Leah Chischilly: And unfortunately, I think sometimes that’s what we’re looking for is the fix. And instead of the patience that it takes to really do, but it’s a huge learning process too. I think there’s so much personal growth that comes along in healing that you almost, you wouldn’t want when, when it’s all said and done, of course, like, I don’t think that you would have gotten the growth or the life experience through the quicker fix.

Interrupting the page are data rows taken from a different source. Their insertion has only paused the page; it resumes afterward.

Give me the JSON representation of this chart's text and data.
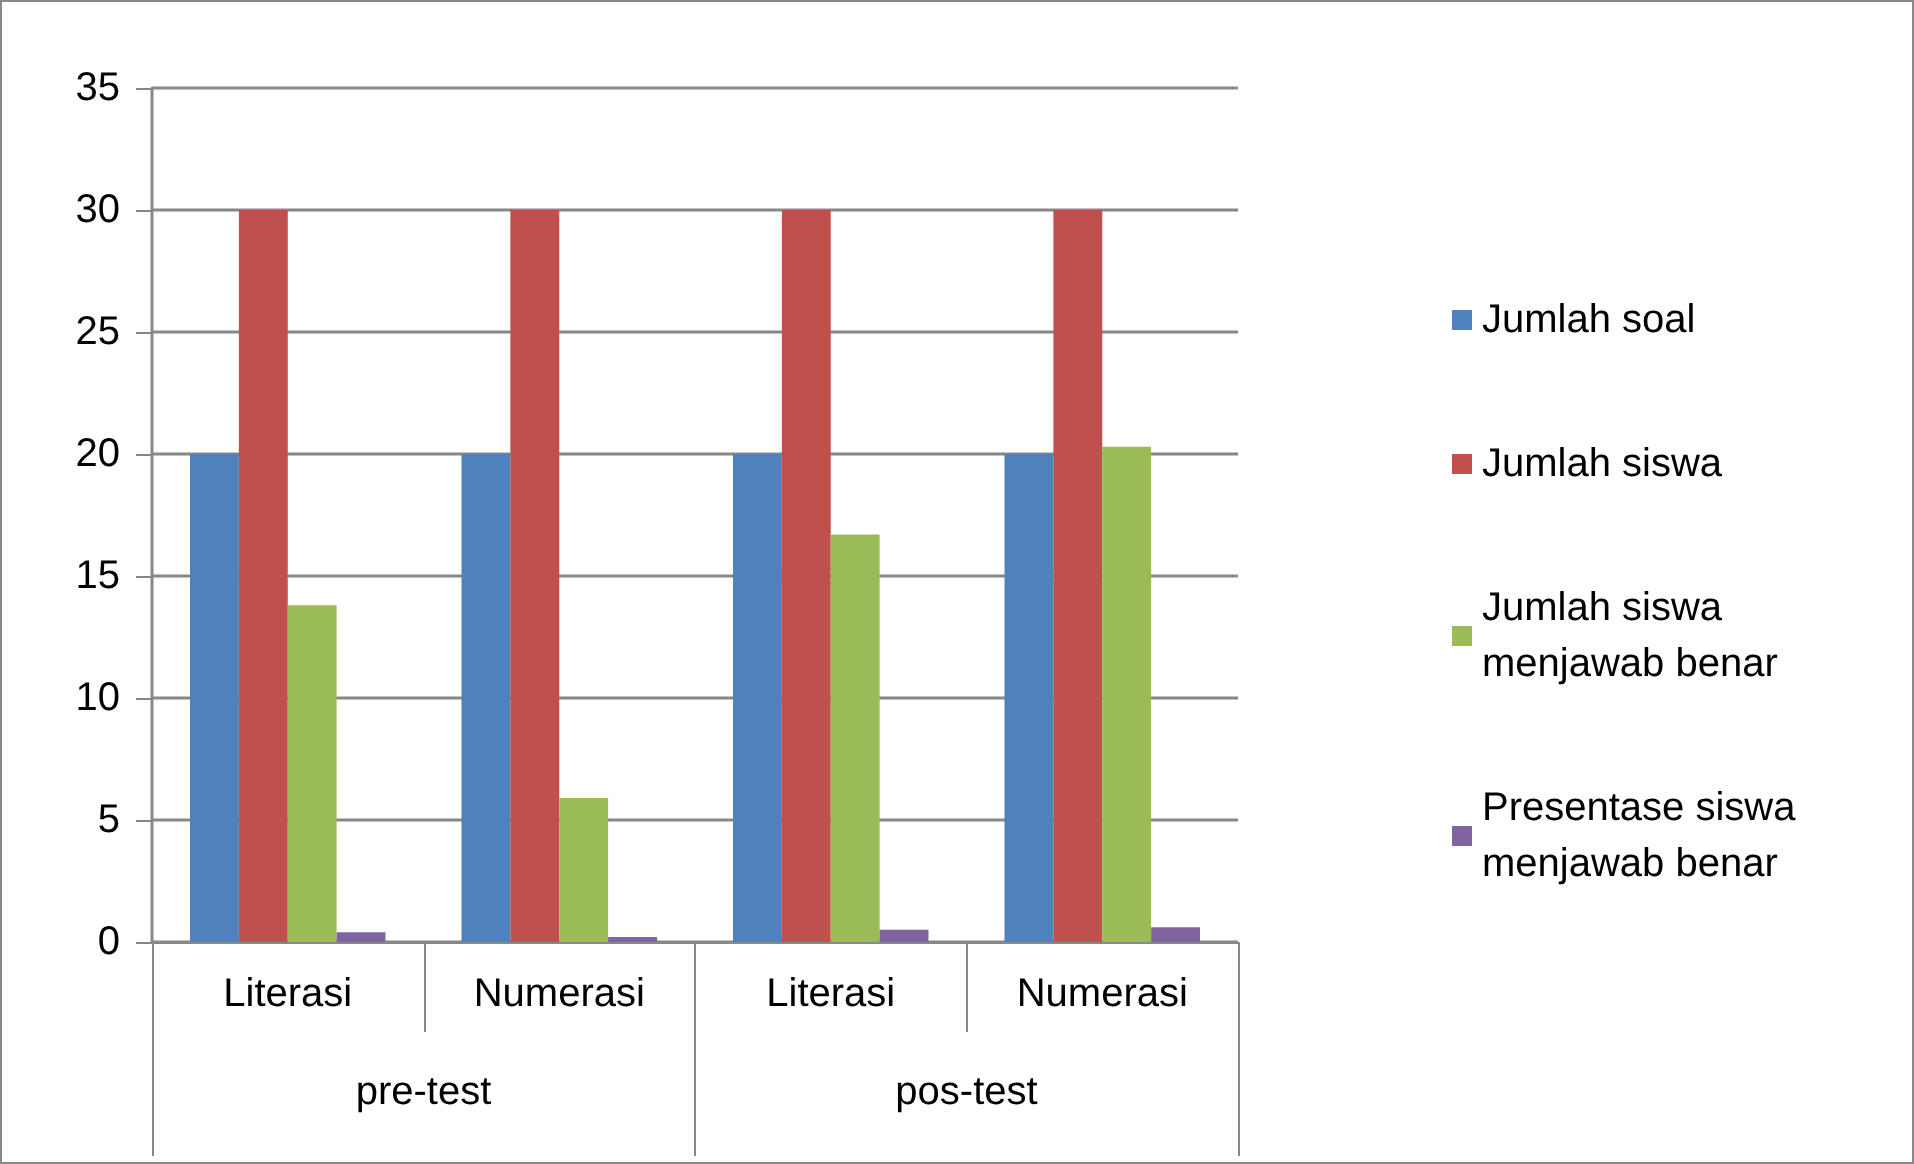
{
  "chart_data": {
    "type": "bar",
    "categories": [
      "Literasi",
      "Numerasi",
      "Literasi",
      "Numerasi"
    ],
    "series": [
      {
        "name": "Jumlah soal",
        "color": "#4f81bd",
        "values": [
          20,
          20,
          20,
          20
        ]
      },
      {
        "name": "Jumlah siswa",
        "color": "#c0504d",
        "values": [
          30,
          30,
          30,
          30
        ]
      },
      {
        "name": "Jumlah siswa menjawab benar",
        "color": "#9bbb59",
        "values": [
          13.8,
          5.9,
          16.7,
          20.3
        ]
      },
      {
        "name": "Presentase siswa menjawab benar",
        "color": "#8064a2",
        "values": [
          0.4,
          0.2,
          0.5,
          0.6
        ]
      }
    ],
    "annotations": [
      "pre-test",
      "pos-test"
    ],
    "ylim": [
      0,
      35
    ],
    "yticks": [
      0,
      5,
      10,
      15,
      20,
      25,
      30,
      35
    ],
    "grid": "y",
    "legend": "right"
  }
}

Dr. Ron Hunninghake: It’s a, it’s a healing attitude that you have to assume. And this is part of that self-concept, you know, I can heal, I’m a patient, but I’m patiently waiting to, or patiently engaged in multiple fronts of trying to improve my health and wellbeing and be an active co-learner in a healing process.

Leah Chischilly: Yeah. That’s wonderful. Well, I think we’re going to end it on that note. Cause I think it’s just a really powerful take-home message is that you can heal. If you find that you’ve got the symptoms of COVID or any long-term illness that symptoms are creeping up or they’re lingering, you don’t have to just suffer through it. You can heal.

Dr. Ron Hunninghake: That’s the message right there. Wonderful.

Leah Chischilly: Thanks Dr. Ron, we’ll talk to you soon.